Table 5.   Root-mean-square roughness of substrates (σz) after etching, annealing at 350°С and subsequent cooling

The X-ray reflectometry data show that the optimal etching time of the studied samples is 4 s—the lowest substrate roughness and the sharpest interface are observed (Figs. 3a, 3b, Table 5). As a result, after etching and annealing, it is possible to obtain a substrate with a roughness of 0.42 nm, free from impurity and organic contaminants, and to remove the surface layer observed in the samples of silicon wafers before etching (Figs. 3c, 3d, Table 5). It should be noted that the electron density of the substrates after etching for 2 and 12 s and annealing at 350°С is noticeably lower than that at an etching duration of 4 and 6 s. The electron density profile has more “blurred” interfaces in the first case compared to that in the second case.

CONCLUSIONS

The effect of vacuum annealing, cleaning in an ultrasonic bath and etching of the surface of silicon substrates on the structure of the surface layer has been studied by the method of X-ray reflectometry. It has been shown that preliminary cleaning in an ultrasonic bath without subsequent annealing removes organic impurities readily soluble in ethanol, but increases the surface-layer roughness of the substrate by 0.05 nm. Annealing at a temperature of 150°С evaporates the water component of the surface layer and makes it possible to obtain a substrate surface with a roughness of 0.28 nm. Annealing at a temperature of 350°С additionally cleans the surface from heavier (mainly organic) contaminants and makes it possible to reveal a damaged surface layer 1.5 nm thick with a roughness of 0.3 nm.

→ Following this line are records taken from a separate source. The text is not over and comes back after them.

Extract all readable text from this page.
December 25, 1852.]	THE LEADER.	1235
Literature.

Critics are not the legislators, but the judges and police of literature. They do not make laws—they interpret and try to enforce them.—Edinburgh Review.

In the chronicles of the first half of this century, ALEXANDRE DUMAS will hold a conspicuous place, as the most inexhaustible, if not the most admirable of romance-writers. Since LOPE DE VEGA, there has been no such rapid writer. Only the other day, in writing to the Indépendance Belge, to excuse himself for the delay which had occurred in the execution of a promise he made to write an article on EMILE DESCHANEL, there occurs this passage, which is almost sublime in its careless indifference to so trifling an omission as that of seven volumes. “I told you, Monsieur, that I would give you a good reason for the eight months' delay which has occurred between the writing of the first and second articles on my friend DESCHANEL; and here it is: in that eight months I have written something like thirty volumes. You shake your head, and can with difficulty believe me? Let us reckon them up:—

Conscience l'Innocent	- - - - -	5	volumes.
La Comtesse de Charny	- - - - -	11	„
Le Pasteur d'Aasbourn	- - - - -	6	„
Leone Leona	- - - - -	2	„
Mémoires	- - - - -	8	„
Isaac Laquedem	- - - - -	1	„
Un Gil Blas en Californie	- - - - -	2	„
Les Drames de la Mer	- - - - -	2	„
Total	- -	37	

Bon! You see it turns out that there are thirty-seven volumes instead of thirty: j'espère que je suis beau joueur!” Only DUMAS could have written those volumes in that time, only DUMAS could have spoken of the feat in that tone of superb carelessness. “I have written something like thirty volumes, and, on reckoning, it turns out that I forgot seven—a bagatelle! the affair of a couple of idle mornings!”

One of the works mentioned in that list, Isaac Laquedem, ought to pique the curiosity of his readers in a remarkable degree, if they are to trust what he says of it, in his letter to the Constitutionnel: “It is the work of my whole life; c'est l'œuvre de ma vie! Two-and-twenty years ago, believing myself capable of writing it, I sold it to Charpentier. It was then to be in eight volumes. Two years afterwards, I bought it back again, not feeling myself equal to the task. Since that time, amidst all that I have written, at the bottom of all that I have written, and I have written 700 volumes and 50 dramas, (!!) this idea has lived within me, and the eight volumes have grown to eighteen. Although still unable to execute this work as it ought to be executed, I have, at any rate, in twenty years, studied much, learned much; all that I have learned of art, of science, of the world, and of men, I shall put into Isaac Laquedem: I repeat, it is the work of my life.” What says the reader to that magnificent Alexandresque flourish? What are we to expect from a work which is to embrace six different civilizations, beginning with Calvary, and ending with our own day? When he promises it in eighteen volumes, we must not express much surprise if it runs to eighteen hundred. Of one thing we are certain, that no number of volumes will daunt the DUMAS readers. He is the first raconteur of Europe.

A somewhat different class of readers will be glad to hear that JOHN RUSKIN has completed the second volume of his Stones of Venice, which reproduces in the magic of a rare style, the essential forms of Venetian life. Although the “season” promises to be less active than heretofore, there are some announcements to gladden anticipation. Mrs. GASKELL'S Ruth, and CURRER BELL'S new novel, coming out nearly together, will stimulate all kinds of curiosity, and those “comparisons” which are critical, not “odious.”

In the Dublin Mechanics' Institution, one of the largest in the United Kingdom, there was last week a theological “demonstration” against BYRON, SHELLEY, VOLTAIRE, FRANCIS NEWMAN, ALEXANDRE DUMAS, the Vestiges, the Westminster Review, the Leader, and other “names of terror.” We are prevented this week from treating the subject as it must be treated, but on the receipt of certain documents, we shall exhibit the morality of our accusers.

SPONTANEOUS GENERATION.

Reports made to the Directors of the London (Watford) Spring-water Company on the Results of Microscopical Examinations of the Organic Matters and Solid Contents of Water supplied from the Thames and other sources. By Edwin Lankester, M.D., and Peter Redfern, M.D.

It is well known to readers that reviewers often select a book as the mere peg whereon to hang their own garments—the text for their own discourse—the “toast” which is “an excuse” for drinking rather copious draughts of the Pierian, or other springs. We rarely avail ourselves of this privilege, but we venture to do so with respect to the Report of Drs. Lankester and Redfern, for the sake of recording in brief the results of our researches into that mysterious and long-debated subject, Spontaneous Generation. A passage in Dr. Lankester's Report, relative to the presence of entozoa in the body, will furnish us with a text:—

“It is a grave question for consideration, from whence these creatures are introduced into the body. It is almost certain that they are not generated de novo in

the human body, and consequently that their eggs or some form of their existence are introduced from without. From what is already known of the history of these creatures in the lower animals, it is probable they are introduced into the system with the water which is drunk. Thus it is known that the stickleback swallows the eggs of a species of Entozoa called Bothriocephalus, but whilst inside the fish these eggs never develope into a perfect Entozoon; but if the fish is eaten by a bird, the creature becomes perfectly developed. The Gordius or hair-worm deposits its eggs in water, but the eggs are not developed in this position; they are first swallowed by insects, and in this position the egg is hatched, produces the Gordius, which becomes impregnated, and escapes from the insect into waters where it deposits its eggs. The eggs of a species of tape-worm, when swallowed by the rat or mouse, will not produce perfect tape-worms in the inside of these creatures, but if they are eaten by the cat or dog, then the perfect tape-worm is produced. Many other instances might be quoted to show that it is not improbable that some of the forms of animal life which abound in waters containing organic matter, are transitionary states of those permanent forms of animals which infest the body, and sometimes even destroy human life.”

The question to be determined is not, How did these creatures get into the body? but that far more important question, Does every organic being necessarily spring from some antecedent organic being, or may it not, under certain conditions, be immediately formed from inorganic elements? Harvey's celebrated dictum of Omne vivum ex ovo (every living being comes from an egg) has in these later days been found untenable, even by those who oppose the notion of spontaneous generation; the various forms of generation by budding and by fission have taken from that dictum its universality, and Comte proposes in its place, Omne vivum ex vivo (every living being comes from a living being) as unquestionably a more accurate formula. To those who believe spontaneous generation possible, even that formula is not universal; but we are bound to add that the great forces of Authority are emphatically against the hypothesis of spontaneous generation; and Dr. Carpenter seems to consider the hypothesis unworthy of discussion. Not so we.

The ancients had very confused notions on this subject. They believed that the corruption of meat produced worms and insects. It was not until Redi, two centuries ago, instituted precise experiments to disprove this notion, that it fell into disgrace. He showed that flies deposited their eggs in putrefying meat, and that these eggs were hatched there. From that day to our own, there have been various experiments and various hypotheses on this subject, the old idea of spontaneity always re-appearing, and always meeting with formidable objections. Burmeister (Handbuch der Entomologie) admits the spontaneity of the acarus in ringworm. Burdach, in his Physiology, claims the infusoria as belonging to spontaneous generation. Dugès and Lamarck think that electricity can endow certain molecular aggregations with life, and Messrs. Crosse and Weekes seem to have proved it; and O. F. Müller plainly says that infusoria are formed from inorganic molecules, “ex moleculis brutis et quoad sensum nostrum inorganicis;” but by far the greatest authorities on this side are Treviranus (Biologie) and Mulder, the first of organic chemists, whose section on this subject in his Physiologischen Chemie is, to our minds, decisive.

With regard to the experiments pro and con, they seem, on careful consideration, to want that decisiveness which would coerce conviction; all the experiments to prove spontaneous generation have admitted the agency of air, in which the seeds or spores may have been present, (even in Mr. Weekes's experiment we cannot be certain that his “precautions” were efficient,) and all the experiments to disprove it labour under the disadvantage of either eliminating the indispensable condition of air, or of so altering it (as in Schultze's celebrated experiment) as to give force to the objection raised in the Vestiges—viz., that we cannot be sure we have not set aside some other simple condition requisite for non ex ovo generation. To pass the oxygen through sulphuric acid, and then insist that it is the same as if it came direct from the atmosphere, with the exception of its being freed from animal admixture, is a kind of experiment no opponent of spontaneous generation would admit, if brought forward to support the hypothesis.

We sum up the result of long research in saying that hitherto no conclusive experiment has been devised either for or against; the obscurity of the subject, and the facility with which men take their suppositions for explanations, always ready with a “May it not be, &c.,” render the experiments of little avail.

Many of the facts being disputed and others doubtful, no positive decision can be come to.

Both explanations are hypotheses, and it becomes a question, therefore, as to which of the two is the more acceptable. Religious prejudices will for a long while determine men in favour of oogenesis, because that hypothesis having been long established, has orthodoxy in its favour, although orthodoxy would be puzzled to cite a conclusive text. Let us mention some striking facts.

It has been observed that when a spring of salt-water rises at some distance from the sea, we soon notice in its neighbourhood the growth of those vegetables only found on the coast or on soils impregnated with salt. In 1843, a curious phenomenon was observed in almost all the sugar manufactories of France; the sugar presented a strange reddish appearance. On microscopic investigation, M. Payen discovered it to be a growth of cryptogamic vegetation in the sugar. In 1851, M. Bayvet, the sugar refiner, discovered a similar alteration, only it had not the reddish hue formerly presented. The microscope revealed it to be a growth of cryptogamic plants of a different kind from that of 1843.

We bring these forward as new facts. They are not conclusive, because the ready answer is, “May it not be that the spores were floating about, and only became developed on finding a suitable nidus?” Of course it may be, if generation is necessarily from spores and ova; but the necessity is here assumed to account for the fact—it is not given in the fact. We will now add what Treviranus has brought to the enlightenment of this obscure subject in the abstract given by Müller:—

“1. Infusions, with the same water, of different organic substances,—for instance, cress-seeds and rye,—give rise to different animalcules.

The use of the surface treatment of silicon wafers in the form of etching at a rate of 1 nm/s for 4 s and subsequent annealing at 350°С makes it possible to fabricate a cleaned substrate without a surface layer with a roughness of 0.42 nm.

Silicon substrates with a surface modified in the above manner can be used for the deposition and study of organic and hybrid planar nanosystems (including weakly scattering X-ray radiation), which will improve the accuracy of determining the parameters of their layered structure and allow study of the effect of the substrate layer on the formation of thin films.